A synthetic strategy based on the hydrophobic effect to build molecular interlocked structures

F. B. Cougnon1, K. Caprice1
1Department of Organic Chemistry, University of Geneva, 30 Quai Ernest Ansermet 1211 Geneva, Switzerland

In spite of significant efforts spanned over the past 40 years, synthesising molecular links and knots more complex than [2]catenanes remains one of the biggest challenges of modern chemistry. Traditional approaches to build interlocked molecules consist in pre-organizing building blocks using metal templation, hydrogen-bonds or donor-acceptor pi-pi interactions.1,2 The recent discovery of a trefoil knot by the Sanders group suggests that exploiting the hydrophobic effect could provide the basis of a powerful alternative strategy.3 Inspired by this discovery, we hypothesised that hydrophobic building blocks could self-assemble in water into complex interlocked architectures depending on: 1) the size of the p-surface; 2) the amount of flexibility; and 3) the geometry of each parts. We present here a simple system where all these parameters can be varied with ease. The linkage between the building blocks is reversible (e.g. imine, hydrazine and oxime bonds). When the all these parameters are favourable, a mechanism of error-correction transforms trivial macrocycles into the thermodynamically more stable interlocked structure. We first proved the validity of our approach with the synthesis of a [2]catenane. We believe that the same system will soon allow us to build more complex topologies.
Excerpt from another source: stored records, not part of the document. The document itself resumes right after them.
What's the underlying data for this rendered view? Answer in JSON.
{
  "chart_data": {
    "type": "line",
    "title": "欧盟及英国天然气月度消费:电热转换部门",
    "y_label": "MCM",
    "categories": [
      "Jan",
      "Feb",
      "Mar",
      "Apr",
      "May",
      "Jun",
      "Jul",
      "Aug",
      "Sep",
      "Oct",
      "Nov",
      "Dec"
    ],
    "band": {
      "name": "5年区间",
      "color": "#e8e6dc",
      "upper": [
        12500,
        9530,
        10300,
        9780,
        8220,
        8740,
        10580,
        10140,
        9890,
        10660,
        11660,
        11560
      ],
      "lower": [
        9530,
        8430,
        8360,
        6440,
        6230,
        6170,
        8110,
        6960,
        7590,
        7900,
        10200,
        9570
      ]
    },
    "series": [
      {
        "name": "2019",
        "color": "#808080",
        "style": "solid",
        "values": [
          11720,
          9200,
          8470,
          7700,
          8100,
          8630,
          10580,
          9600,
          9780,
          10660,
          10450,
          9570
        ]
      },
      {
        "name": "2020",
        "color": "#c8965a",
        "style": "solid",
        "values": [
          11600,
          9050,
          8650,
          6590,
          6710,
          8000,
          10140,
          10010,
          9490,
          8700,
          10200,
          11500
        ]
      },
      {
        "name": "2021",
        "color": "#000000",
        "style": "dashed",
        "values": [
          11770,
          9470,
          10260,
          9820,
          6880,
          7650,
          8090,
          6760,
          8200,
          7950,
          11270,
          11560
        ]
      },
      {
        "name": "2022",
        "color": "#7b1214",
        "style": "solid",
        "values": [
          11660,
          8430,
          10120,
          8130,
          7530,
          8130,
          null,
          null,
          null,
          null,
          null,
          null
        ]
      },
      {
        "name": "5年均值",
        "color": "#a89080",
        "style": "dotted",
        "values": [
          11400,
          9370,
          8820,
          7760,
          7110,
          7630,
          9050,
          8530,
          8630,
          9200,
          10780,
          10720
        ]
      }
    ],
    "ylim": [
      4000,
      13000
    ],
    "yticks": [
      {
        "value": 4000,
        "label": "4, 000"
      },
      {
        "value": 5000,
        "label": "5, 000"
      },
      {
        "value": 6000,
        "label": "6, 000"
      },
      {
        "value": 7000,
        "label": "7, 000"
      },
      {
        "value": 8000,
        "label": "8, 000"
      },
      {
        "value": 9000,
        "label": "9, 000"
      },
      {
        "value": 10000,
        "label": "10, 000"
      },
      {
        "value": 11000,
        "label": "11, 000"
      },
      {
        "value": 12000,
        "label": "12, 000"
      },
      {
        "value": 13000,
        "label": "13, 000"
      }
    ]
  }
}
[1] Ross S. Forgan, Jean Pierre Sauvage, J. Fraser Stoddart, Chemical Reviews, 2011, 111, 5434–5464.
[2] Jean-François Ayme, Jon E. Beves, C. J. Campbell, David A. Leigh, Chemical Society Reviews, 2013, 42, 1700-1712.
[3] Nandhini Ponnuswamy, Fabien B. L. Cougnon, Jessica M. Clough, G. Dan Pantoş, Jeremy K. M. Sanders, Science, 2012, 338, 783-785.